Limitations of this study include the small sample size, lack of the gold-standard spinal DSA for all cases, and the nonstandardized technique. First, though there were no false-positives, false-negatives, or inaccurate localization in our series of patients, true sensitivity, specificity, and predictive value of the technique can only be determined by larger studies. Second, DSA was not performed in most of our negative cases and would have been desirable as evidence for the absence of an arteriovenous shunt versus clinical evidence alone. However, the procedure is not a minor undertaking, and patients with a lower suspicion for an arteriovenous shunt warranted a less rigorous evaluation. Third, the technique that we used for TRSMRA used standard imaging parameters but was nonstandard in relation to the temporal resolution, varying from patient to patient from 3 to 6 seconds. Fortunately, we were able to accurately visualize the presence and location of the shunting across that range of temporal resolutions. Finally, it should be realized that because of the principal difference in the amount and length of contrast injections between MRA and DSA, our MRA technique, like all other noninvasive techniques, cannot simulate direct arterial injections; it can, therefore, be better equated with performing DSA with a single aortic injection rather than injections at selective arterial levels.
Conclusion
Our technique presents improved temporal and spatial resolution compared with the previously reported spinal MRA techniques for the evaluation of spinal vascular malformations and has shown promising results.
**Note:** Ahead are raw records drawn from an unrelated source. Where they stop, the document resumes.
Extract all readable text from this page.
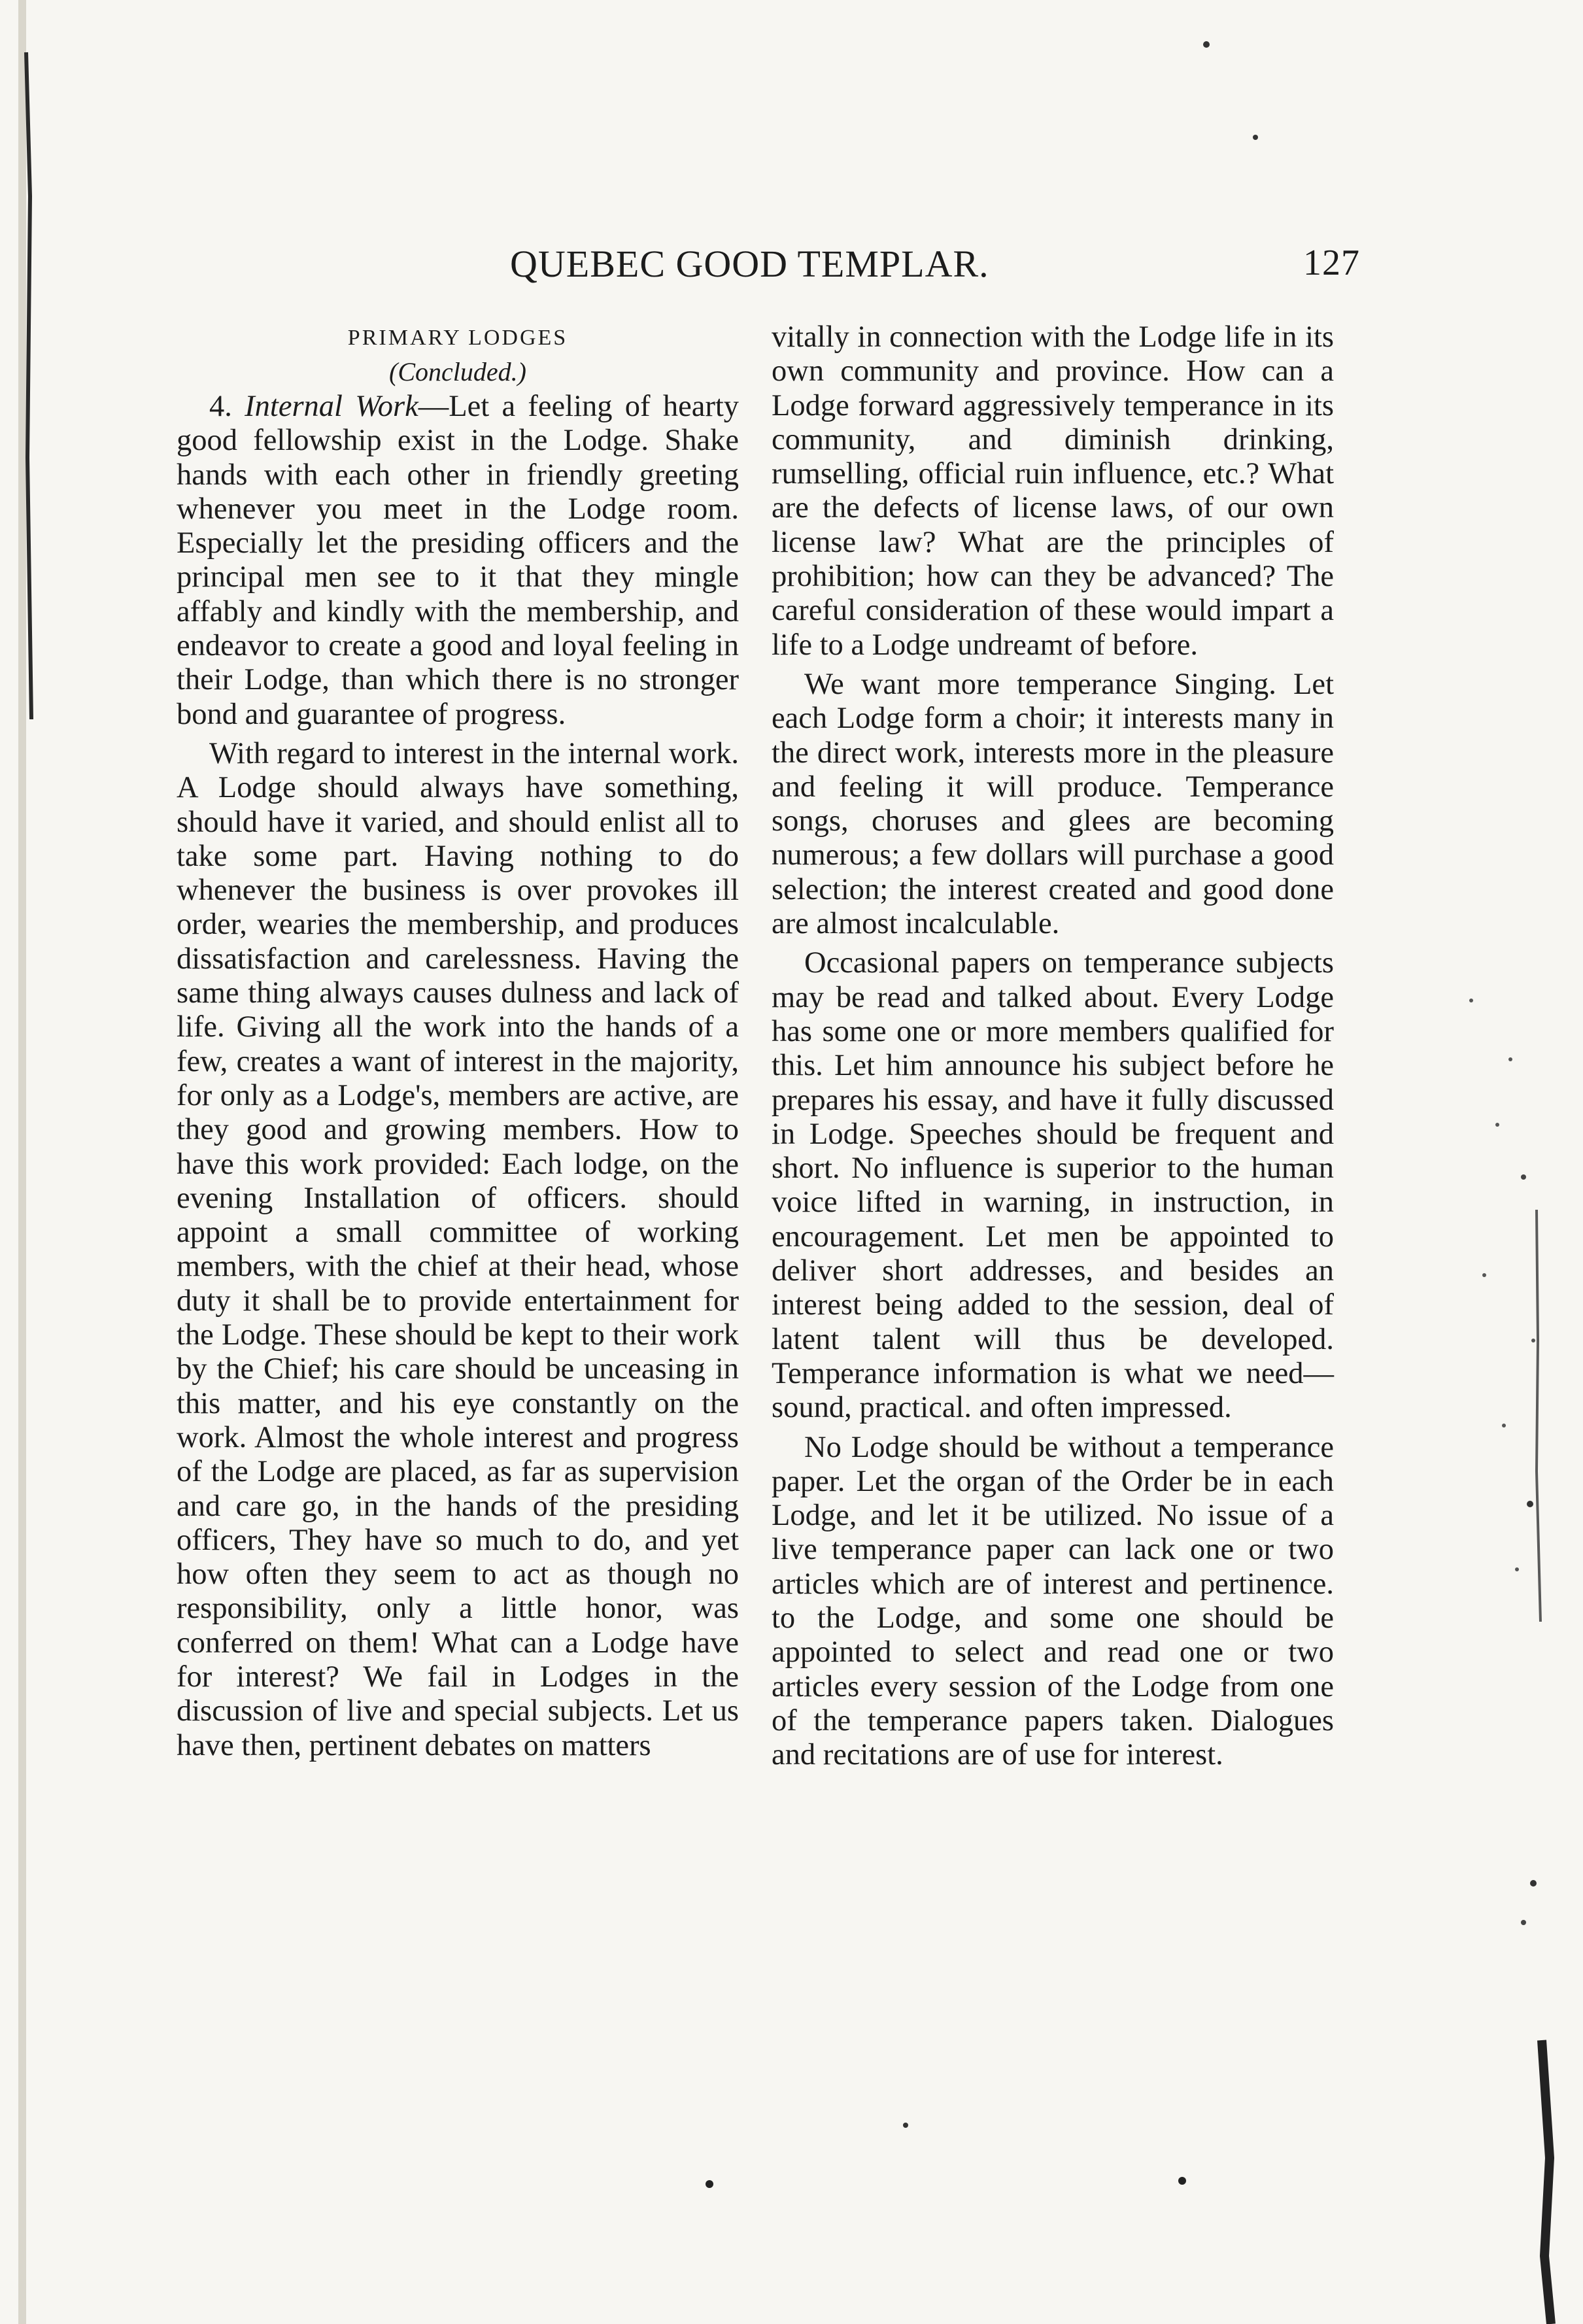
QUEBEC GOOD TEMPLAR.	127

PRIMARY LODGES

(Concluded.)

4. Internal Work—Let a feeling of hearty good fellowship exist in the Lodge. Shake hands with each other in friendly greeting whenever you meet in the Lodge room. Especially let the presiding officers and the principal men see to it that they mingle affably and kindly with the membership, and endeavor to create a good and loyal feeling in their Lodge, than which there is no stronger bond and guarantee of progress.

With regard to interest in the internal work. A Lodge should always have something, should have it varied, and should enlist all to take some part. Having nothing to do whenever the business is over provokes ill order, wearies the membership, and produces dissatisfaction and carelessness. Having the same thing always causes dulness and lack of life. Giving all the work into the hands of a few, creates a want of interest in the majority, for only as a Lodge's, members are active, are they good and growing members. How to have this work provided: Each lodge, on the evening Installation of officers. should appoint a small committee of working members, with the chief at their head, whose duty it shall be to provide entertainment for the Lodge. These should be kept to their work by the Chief; his care should be unceasing in this matter, and his eye constantly on the work. Almost the whole interest and progress of the Lodge are placed, as far as supervision and care go, in the hands of the presiding officers, They have so much to do, and yet how often they seem to act as though no responsibility, only a little honor, was conferred on them! What can a Lodge have for interest? We fail in Lodges in the discussion of live and special subjects. Let us have then, pertinent debates on matters

vitally in connection with the Lodge life in its own community and province. How can a Lodge forward aggressively temperance in its community, and diminish drinking, rumselling, official ruin influence, etc.? What are the defects of license laws, of our own license law? What are the principles of prohibition; how can they be advanced? The careful consideration of these would impart a life to a Lodge undreamt of before.

We want more temperance Singing. Let each Lodge form a choir; it interests many in the direct work, interests more in the pleasure and feeling it will produce. Temperance songs, choruses and glees are becoming numerous; a few dollars will purchase a good selection; the interest created and good done are almost incalculable.

Occasional papers on temperance subjects may be read and talked about. Every Lodge has some one or more members qualified for this. Let him announce his subject before he prepares his essay, and have it fully discussed in Lodge. Speeches should be frequent and short. No influence is superior to the human voice lifted in warning, in instruction, in encouragement. Let men be appointed to deliver short addresses, and besides an interest being added to the session, deal of latent talent will thus be developed. Temperance information is what we need—sound, practical. and often impressed.

No Lodge should be without a temperance paper. Let the organ of the Order be in each Lodge, and let it be utilized. No issue of a live temperance paper can lack one or two articles which are of interest and pertinence. to the Lodge, and some one should be appointed to select and read one or two articles every session of the Lodge from one of the temperance papers taken. Dialogues and recitations are of use for interest.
Time-resolved imaging allows for anterograde evaluation of normal and abnormal blood flow from arterial to venous phases and has added value compared with unresolved MRA techniques. We have used this technique to diagnose patients with a high suspicion of spinal AV shunts, exclude the diagnosis in a subset with lower suspicion, localize the level in positive cases, and follow the effectiveness of treatment. If established to be sensitive and specific, TRSMRA may be used adjunctively to reduce the costs, time, morbidity, and mortality associated with conventional spinal DSA.